Police originally charged two
Originally, police charged Prassos' son, Dimitrious "Jimmy" Prassos, as
a co-conspirator in the botched robbery turned murder. They believed
that Prassos was the mastermind behind the robbery and Ray the gunman.
However, murder charges against Prassos, then 23, were dropped a week
before his trial because of a lack of evidence. Before his sentencing
hearing, Ray made a deal to testify against Prassos in return for a 10
year sentence, according to a Columbia Flier article from August 4,
1988, but that deal unraveled because Ray told authorities too many
lies, according to police at the time.
When the deal fell through, Ray said he told police what he thought
they wanted to hear. At the time, prosecutors were asking for the death
penalty.
"Ten years looks better than life. I was innocent and I was making up
stories," Ray said, according to a Nov. 22, 1988, Flier article.
Circuit Court Judge Robert Fisher denied the death penalty, because, in
his opinion, the shooting was the accidental result of a struggle that
ensued when the victim tried to unarm his assailant.
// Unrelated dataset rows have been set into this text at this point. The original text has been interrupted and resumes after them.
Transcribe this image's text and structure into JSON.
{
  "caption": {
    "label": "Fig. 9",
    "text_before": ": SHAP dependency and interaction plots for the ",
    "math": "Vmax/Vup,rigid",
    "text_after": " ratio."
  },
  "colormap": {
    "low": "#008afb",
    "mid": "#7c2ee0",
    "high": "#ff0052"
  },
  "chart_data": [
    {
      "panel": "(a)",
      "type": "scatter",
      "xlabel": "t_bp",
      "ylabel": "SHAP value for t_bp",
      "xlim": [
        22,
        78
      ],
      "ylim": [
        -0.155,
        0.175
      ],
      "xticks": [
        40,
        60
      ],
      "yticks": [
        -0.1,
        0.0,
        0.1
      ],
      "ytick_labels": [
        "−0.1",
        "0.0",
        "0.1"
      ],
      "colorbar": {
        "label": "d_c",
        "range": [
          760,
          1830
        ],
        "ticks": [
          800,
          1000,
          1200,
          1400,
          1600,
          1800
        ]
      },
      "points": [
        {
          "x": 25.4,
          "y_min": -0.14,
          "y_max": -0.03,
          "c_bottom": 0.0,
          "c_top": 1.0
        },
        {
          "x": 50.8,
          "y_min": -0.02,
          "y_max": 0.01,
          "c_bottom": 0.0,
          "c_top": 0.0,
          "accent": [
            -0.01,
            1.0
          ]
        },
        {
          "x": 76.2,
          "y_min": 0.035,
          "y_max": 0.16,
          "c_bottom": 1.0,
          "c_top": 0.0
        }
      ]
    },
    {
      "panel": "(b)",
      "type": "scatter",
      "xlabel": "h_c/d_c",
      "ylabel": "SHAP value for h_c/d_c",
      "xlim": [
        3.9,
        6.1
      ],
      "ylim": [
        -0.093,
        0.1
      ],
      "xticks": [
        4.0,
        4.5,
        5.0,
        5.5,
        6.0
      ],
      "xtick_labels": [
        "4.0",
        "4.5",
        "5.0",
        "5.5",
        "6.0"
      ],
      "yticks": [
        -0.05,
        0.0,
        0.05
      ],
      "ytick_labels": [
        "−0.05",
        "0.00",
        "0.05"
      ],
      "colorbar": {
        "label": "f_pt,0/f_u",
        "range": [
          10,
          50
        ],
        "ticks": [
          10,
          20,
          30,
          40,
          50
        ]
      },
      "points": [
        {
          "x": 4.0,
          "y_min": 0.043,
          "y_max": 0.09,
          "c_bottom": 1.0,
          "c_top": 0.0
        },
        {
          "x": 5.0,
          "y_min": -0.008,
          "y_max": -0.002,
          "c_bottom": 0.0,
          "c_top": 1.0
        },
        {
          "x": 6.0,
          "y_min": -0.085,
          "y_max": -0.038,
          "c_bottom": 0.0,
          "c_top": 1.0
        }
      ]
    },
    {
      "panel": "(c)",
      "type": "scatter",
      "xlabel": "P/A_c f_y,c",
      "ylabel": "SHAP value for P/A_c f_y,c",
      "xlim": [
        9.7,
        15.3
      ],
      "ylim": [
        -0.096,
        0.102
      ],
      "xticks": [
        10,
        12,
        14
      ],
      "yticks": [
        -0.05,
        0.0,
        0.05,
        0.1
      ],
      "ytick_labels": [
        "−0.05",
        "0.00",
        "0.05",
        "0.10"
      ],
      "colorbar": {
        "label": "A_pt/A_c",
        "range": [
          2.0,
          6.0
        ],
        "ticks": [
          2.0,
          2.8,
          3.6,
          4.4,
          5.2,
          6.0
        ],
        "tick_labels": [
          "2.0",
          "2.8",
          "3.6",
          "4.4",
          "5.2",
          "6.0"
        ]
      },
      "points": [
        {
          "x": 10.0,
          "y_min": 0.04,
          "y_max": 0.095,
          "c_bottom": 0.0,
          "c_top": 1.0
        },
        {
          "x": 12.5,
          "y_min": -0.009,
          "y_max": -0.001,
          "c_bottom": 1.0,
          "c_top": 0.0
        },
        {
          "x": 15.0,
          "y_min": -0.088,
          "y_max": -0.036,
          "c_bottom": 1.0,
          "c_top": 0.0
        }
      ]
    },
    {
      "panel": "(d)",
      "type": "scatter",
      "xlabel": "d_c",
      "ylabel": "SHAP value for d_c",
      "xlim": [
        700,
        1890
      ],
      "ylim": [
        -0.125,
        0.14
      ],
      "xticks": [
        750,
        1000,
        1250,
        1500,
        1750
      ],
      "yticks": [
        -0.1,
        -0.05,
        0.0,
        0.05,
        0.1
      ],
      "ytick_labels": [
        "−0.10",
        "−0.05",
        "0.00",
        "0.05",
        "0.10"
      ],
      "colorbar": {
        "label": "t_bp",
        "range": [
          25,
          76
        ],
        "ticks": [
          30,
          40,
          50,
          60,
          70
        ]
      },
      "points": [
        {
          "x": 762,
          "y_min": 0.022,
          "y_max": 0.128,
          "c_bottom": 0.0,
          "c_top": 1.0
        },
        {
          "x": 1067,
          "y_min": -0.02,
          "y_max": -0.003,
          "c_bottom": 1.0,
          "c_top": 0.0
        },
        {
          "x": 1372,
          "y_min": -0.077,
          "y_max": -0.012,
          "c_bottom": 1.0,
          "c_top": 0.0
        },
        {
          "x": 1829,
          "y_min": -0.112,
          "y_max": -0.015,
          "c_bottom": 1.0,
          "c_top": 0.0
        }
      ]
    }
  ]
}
According to witnesses, George Prassos' murderer wore a baseball cap
during the shooting and lost it before he fled the scene. Police
recovered a tan, corduroy hat with a "Garden State Park" logo from the
scene.
State prosecutors Richard O'Connor and Timothy J. McCrone — McCrone
went on to become Howard County's State's Attorney and is now a judge
on the county's circuit court — presented evidence that linked Ray to
the hat.
During the trial, the last-minute witness testified that he had seen
Ray wearing a hat with a "Garden State" logo on it while at work.
Additionally, three of Ray's fellow inmates testified that Ray had
spoken about being involved in a violent robbery.
However, defense attorneys contested that there was no reliable
evidence to link Ray to the hat. They also said the testimony of the
inmates was tainted because it was a result of deals from prosecutors.
DNA testing 'stronger'
FBI agent Mike Malone testified that the hair found on the baseball cap
did not match a sample of Ray's hair. Though no definitive DNA tests
existed at the time, Malone conducted a hair composition analysis —
examining the hair's texture, consistency and color— to see if it
matched Ray's.
"Did they come from William Ray?" a defense attorney asked at the time,
according to a transcript of the trial.
"No, they did not," Malone replied.
Taylor, the current prosecutor, said that even if the hat was
discovered, the case would likely remain unchanged.
"I don't think it would have made a difference... because the jury
already heard that hairs found in that hat were not his," Taylor said.
But Esworthy says that if the DNA profile did not match Ray's, the
difference would be huge.
"That's unreliable science," Esworthy said of that 1988 forensic hair
testing. "The DNA is so much stronger than hair."
Taylor said that other evidence, such as testimony from a female friend
that Ray had made incriminating statements to her and testimony from
the last-minute witness, swayed the jury.
But throughout Ray's appeals and requests for reconsideration, defense
attorneys have argued that much of the evidence should have been
inadmissible or led to a mistrial.
That list includes re-opening of the case because of the last minute
witness, the use of inmates without being forthcoming about deals they
made to testify and allowing a jury to hear testimony from Ray's drug
counselor, who said Ray made incriminating statements to her.
"Everyone who testifies has their own motives and reasoning." Esworthy
said.
Esworthy said he couldn't expand further because the Innocence Project
is exploring "other avenues" to free Ray.